Tentu saja Konglomerasi media ini sangat tidak sehat dalam iklim berdemokrasi dan perpolitikan bangsa bangsa ini mengingat pengaruh media yang begitu kuat terhadap kognitif khalayak. Jika mengacu pada Jurgen habemas menyatakan media massa sesungguhnya adalah sebuah public sphere yang semestinya dijaga dari berbagai pengaruh dan kepentingan.[9] Dalam artian media selayaknya menjadi “The Market Palces of Ideas” tempat penawaran berbagai gagasan sebagaimana setiap konsep pasar, yang mana hanya ide terbaik sajalah yang pantas dijual dan ditawarkan.
1.      Watak Peradaban Konsumeris
Media sangat berpengaruh terhadap pembentukan watak sebuah sebuah peradaban, berikut dapat kita spesifikan beberapa media yang dengan karakternya dapat membentuk cara pandang, ideologi, serta watak masyarakat, diantaranya adalah :
a)      Membaca Film
Film merupakan salah satu pilar bangunan estetika postmodern selain televisi dan media seni lainnya. Melalui film, prinsip dan nilai estetika, teori dan keyakinan kebudayaan postmodern tampil secara utuh sekaligus memikat. Lewat film, prinsip-prinsip kebudayaan postmodern dapat dibaca dengan mudah. Lewat film pula paradigma kebudayaan postmodern ditebar ke seluruh penjuru dunia. Sebagai produk budaya massa, film merangkum dalam dirinya kemampuan menjelajah setiap sudut dan ruang yang ada, menciptakan ruang estetika seni tersendiri dan menanamkan pelbagai nilai dan pandangan hidup. Film adalah komoditi, seni dan sekaligus ideologi.

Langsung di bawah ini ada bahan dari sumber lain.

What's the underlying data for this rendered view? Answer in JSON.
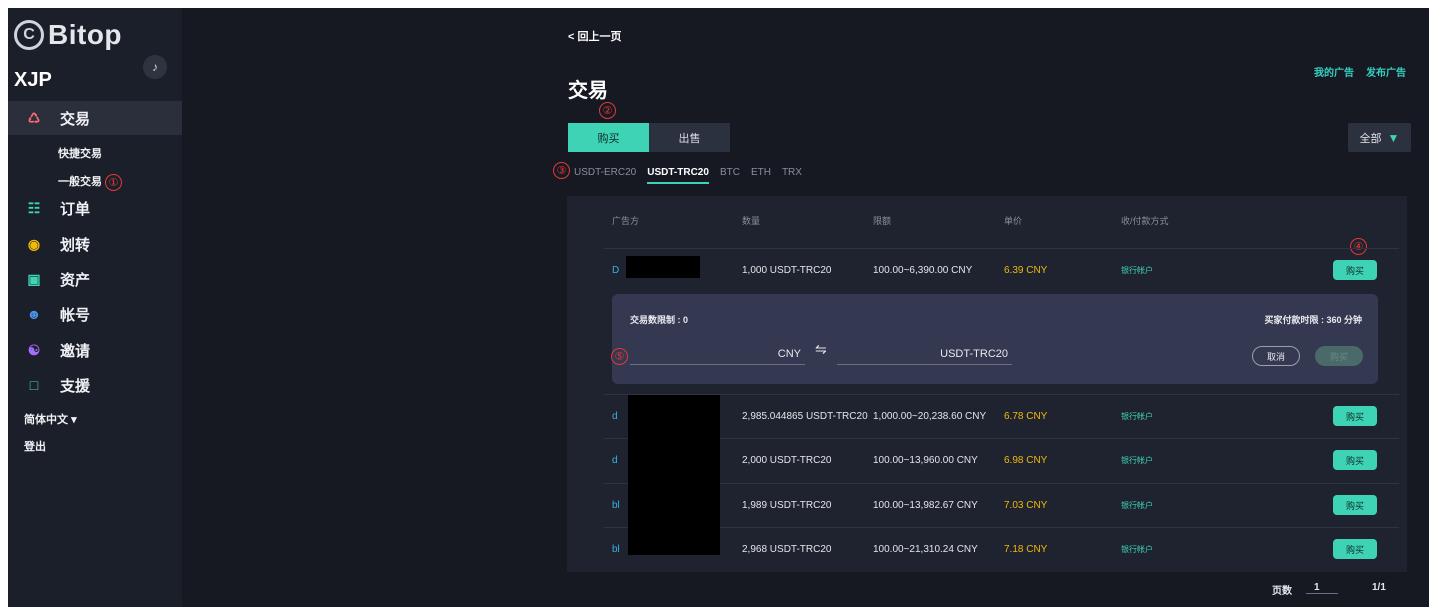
{
  "brand": {
    "name": "Bitop"
  },
  "user": {
    "name": "XJP"
  },
  "sidebar": {
    "items": [
      {
        "label": "交易",
        "icon": "trade-icon"
      },
      {
        "label": "订单",
        "icon": "order-icon"
      },
      {
        "label": "划转",
        "icon": "transfer-icon"
      },
      {
        "label": "资产",
        "icon": "wallet-icon"
      },
      {
        "label": "帐号",
        "icon": "account-icon"
      },
      {
        "label": "邀请",
        "icon": "invite-icon"
      },
      {
        "label": "支援",
        "icon": "support-icon"
      }
    ],
    "sub_items": [
      "快捷交易",
      "一般交易"
    ],
    "language": "简体中文",
    "logout": "登出"
  },
  "header": {
    "back": "< 回上一页",
    "title": "交易",
    "my_ads": "我的广告",
    "post_ad": "发布广告"
  },
  "tabs": {
    "buy": "购买",
    "sell": "出售"
  },
  "filter": {
    "label": "全部"
  },
  "coins": [
    "USDT-ERC20",
    "USDT-TRC20",
    "BTC",
    "ETH",
    "TRX"
  ],
  "selected_coin": "USDT-TRC20",
  "table": {
    "headers": [
      "广告方",
      "数量",
      "限额",
      "单价",
      "收/付款方式"
    ],
    "action_label": "购买",
    "rows": [
      {
        "advertiser": "D",
        "amount": "1,000 USDT-TRC20",
        "limit": "100.00~6,390.00 CNY",
        "price": "6.39 CNY",
        "method": "银行帐户"
      },
      {
        "advertiser": "d",
        "amount": "2,985.044865 USDT-TRC20",
        "limit": "1,000.00~20,238.60 CNY",
        "price": "6.78 CNY",
        "method": "银行帐户"
      },
      {
        "advertiser": "d",
        "amount": "2,000 USDT-TRC20",
        "limit": "100.00~13,960.00 CNY",
        "price": "6.98 CNY",
        "method": "银行帐户"
      },
      {
        "advertiser": "bl",
        "amount": "1,989 USDT-TRC20",
        "limit": "100.00~13,982.67 CNY",
        "price": "7.03 CNY",
        "method": "银行帐户"
      },
      {
        "advertiser": "bl",
        "amount": "2,968 USDT-TRC20",
        "limit": "100.00~21,310.24 CNY",
        "price": "7.18 CNY",
        "method": "银行帐户"
      }
    ]
  },
  "expand": {
    "limit_label": "交易数限制 : 0",
    "pay_time": "买家付款时限 : 360 分钟",
    "fiat_unit": "CNY",
    "crypto_unit": "USDT-TRC20",
    "cancel": "取消",
    "confirm": "购买"
  },
  "pager": {
    "label": "页数",
    "current": "1",
    "total": "1/1"
  },
  "annotations": [
    "①",
    "②",
    "③",
    "④",
    "⑤"
  ],
  "colors": {
    "accent": "#3ed3b5",
    "price": "#f0b90b",
    "link": "#35b3e8",
    "marker": "#e53935"
  }
}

Dalam kerangka seperti inilah film postmodern mendapatkan dirinya. Film postmodern adalah komoditi, seni dan sekaligus juga ideologi, yakni ideologi postmodernisme. Sebagai komoditi, film postmodern merupakan bagian dari budaya massa dan budaya populer yang disodorkan oleh kapitalisme. Film adalah tidak semata karya seni, namun juga komoditi barang dagangan yang sama dengan komoditi lainnya, ditujukan untuk mengeruk keuntungan sebesar-besarnya. Sebagai produk seni, film adalah hasil cipta dan kreatifitas seniman yang ditampilkan dalam bentuk gambar dan citra-citra bergerak. Film postmodern bergumul dengan pelbagai prinsip, teori dan model-model estetika seni postmodern yang ada untuk digunakan sebagai media kreatifitas. Sebagai karya seni, film postmodern mencoba menjelajah ruang-ruang kreatifitas estetik baru yang masih tersisa. Sementara sebagai ideologi, film postmodern tampil untuk menyuarakan prinsip-prinsip, nilai-nilai dan keyakinan wacana postmodernisme. Dengan peran demikian, film postmodern membawakan ciri-ciri dan karakteristik yang berbeda dengan film-film di era modernisme.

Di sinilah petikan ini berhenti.